IEEE Access (Jan 2020)
Adaptive Feature Selection With Reinforcement Learning for Skeleton-Based Action Recognition
Abstract
Skeleton-based action recognition has attracted extensive attention recently in the computer vision community. Previous studies, especially GCN-based methods, have presented remarkable improvements for this task. However, in existing GCN-based methods, global average pooling is applied to the extracted features before the classifier. This may hurt the recognition performance since it neglects the fact that not all features are equally important in the temporal dimension. To tackle this issue, in this article, we propose a feature selection network (FSN) with actor-critic reinforcement learning. Given the extracted feature sequence, FSN learns to adaptively select the most representative features and discard the ambiguous features for action recognition. In addition, conventional graph convolution is a local operation, it cannot fully capture the non-local joint dependencies that could be vital to recognize the action. Thus, we also propose a generalized graph generation module to capture latent dependencies and further propose a generalized graph convolution network (GGCN). The GGCN and FSN are combined in a three-stream recognition framework, in which different types of information from skeleton data are further fused to improve the recognition accuracy.

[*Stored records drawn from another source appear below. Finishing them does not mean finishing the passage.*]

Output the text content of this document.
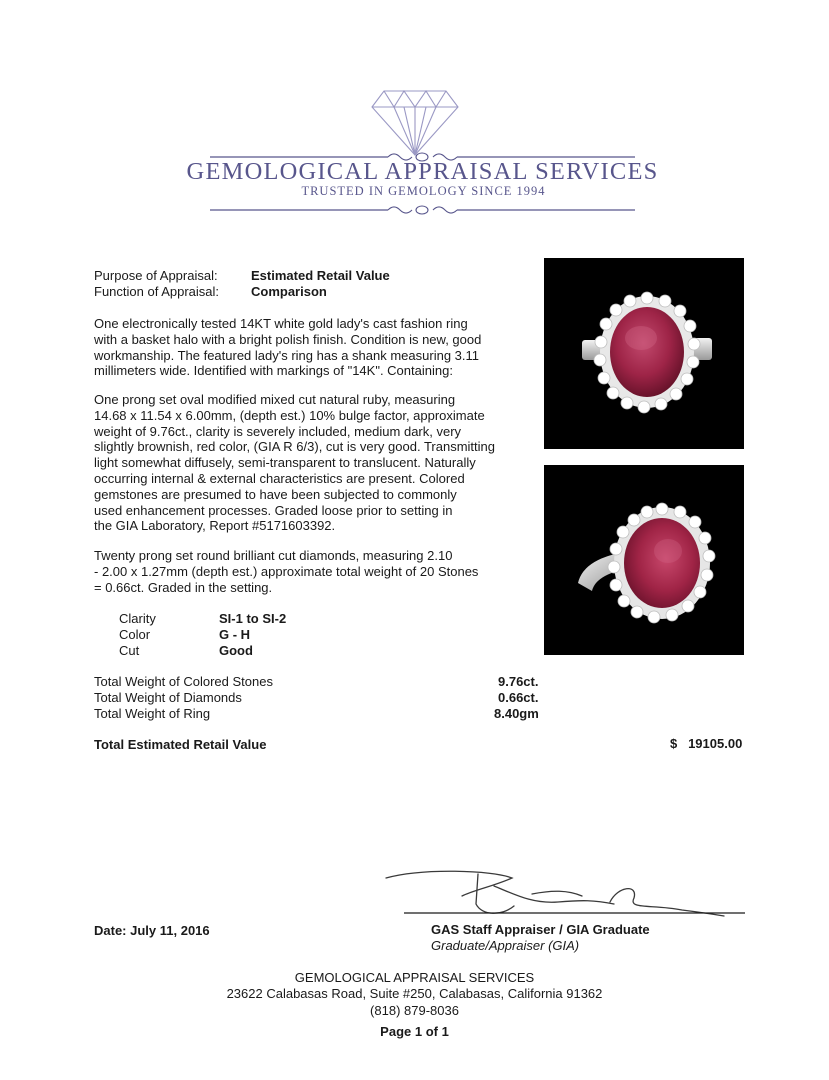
GEMOLOGICAL APPRAISAL SERVICES
TRUSTED IN GEMOLOGY SINCE 1994
Purpose of Appraisal:	Estimated Retail Value
Function of Appraisal: Comparison
One electronically tested 14KT white gold lady's cast fashion ring
with a basket halo with a bright polish finish. Condition is new, good
workmanship. The featured lady's ring has a shank measuring 3.11
millimeters wide. Identified with markings of "14K". Containing:
One prong set oval modified mixed cut natural ruby, measuring
14.68 x 11.54 x 6.00mm, (depth est.) 10% bulge factor, approximate
weight of 9.76ct., clarity is severely included, medium dark, very
slightly brownish, red color, (GIA R 6/3), cut is very good. Transmitting
light somewhat diffusely, semi-transparent to translucent. Naturally
occurring internal & external characteristics are present. Colored
gemstones are presumed to have been subjected to commonly
used enhancement processes. Graded loose prior to setting in
the GIA Laboratory, Report #5171603392.
Twenty prong set round brilliant cut diamonds, measuring 2.10
- 2.00 x 1.27mm (depth est.) approximate total weight of 20 Stones
= 0.66ct. Graded in the setting.
Clarity	SI-1 to SI-2
Color	G - H
Cut	Good
Total Weight of Colored Stones	9.76ct.
Total Weight of Diamonds	0.66ct.
Total Weight of Ring	8.40gm
Total Estimated Retail Value	$ 19105.00
Date: July 11, 2016	GAS Staff Appraiser / GIA Graduate
Graduate/Appraiser (GIA)
GEMOLOGICAL APPRAISAL SERVICES
23622 Calabasas Road, Suite #250, Calabasas, California 91362
(818) 879-8036
Page 1 of 1
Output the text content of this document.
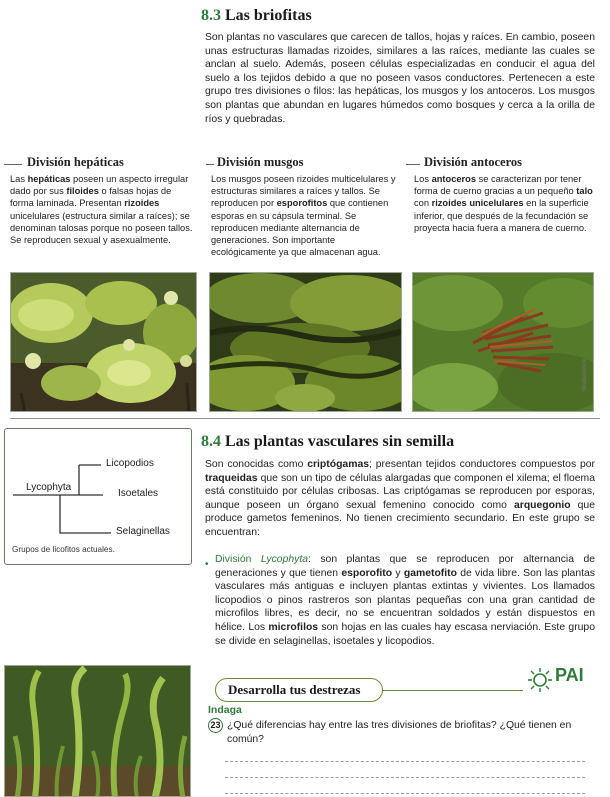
8.3 Las briofitas

Son plantas no vasculares que carecen de tallos, hojas y raíces. En cambio, poseen unas estructuras llamadas rizoides, similares a las raíces, mediante las cuales se anclan al suelo. Además, poseen células especializadas en conducir el agua del suelo a los tejidos debido a que no poseen vasos conductores. Pertenecen a este grupo tres divisiones o filos: las hepáticas, los musgos y los antoceros. Los musgos son plantas que abundan en lugares húmedos como bosques y cerca a la orilla de ríos y quebradas.

División hepáticas	División musgos	División antoceros

Las hepáticas poseen un aspecto irregular dado por sus filoides o falsas hojas de forma laminada. Presentan rizoides unicelulares (estructura similar a raíces); se denominan talosas porque no poseen tallos. Se reproducen sexual y asexualmente.

Los musgos poseen rizoides multicelulares y estructuras similares a raíces y tallos. Se reproducen por esporofitos que contienen esporas en su cápsula terminal. Se reproducen mediante alternancia de generaciones. Son importante ecológicamente ya que almacenan agua.

Los antoceros se caracterizan por tener forma de cuerno gracias a un pequeño talo con rizoides unicelulares en la superficie inferior, que después de la fecundación se proyecta hacia fuera a manera de cuerno.

Shutterstock
Lycophyta
Licopodios
Isoetales
Selaginellas
Grupos de licofitos actuales.
8.4 Las plantas vasculares sin semilla

Son conocidas como criptógamas; presentan tejidos conductores compuestos por traqueidas que son un tipo de células alargadas que componen el xilema; el floema está constituido por células cribosas. Las criptógamas se reproducen por esporas, aunque poseen un órgano sexual femenino conocido como arquegonio que produce gametos femeninos. No tienen crecimiento secundario. En este grupo se encuentran:

• División Lycophyta: son plantas que se reproducen por alternancia de generaciones y que tienen esporofito y gametofito de vida libre. Son las plantas vasculares más antiguas e incluyen plantas extintas y vivientes. Los llamados licopodios o pinos rastreros son plantas pequeñas con una gran cantidad de microfilos libres, es decir, no se encuentran soldados y están dispuestos en hélice. Los microfilos son hojas en las cuales hay escasa nerviación. Este grupo se divide en selaginellas, isoetales y licopodios.

Desarrolla tus destrezas
Indaga
23 ¿Qué diferencias hay entre las tres divisiones de briofitas? ¿Qué tienen en común?

PAI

Extensive experiments demonstrate that the proposed FSN is a flexible and effective module that can cooperate with any existing GCN-based framework to enhance the recognition accuracy, the proposed GGCN can extract richer skeleton features for skeleton-based action recognition, and our method achieves superior performance over several public datasets, e.g. 95.7 top-1 accuracy on NTU-RGB+D, 86.7 top-1 accuracy on NTU-RGB+D 120, etc.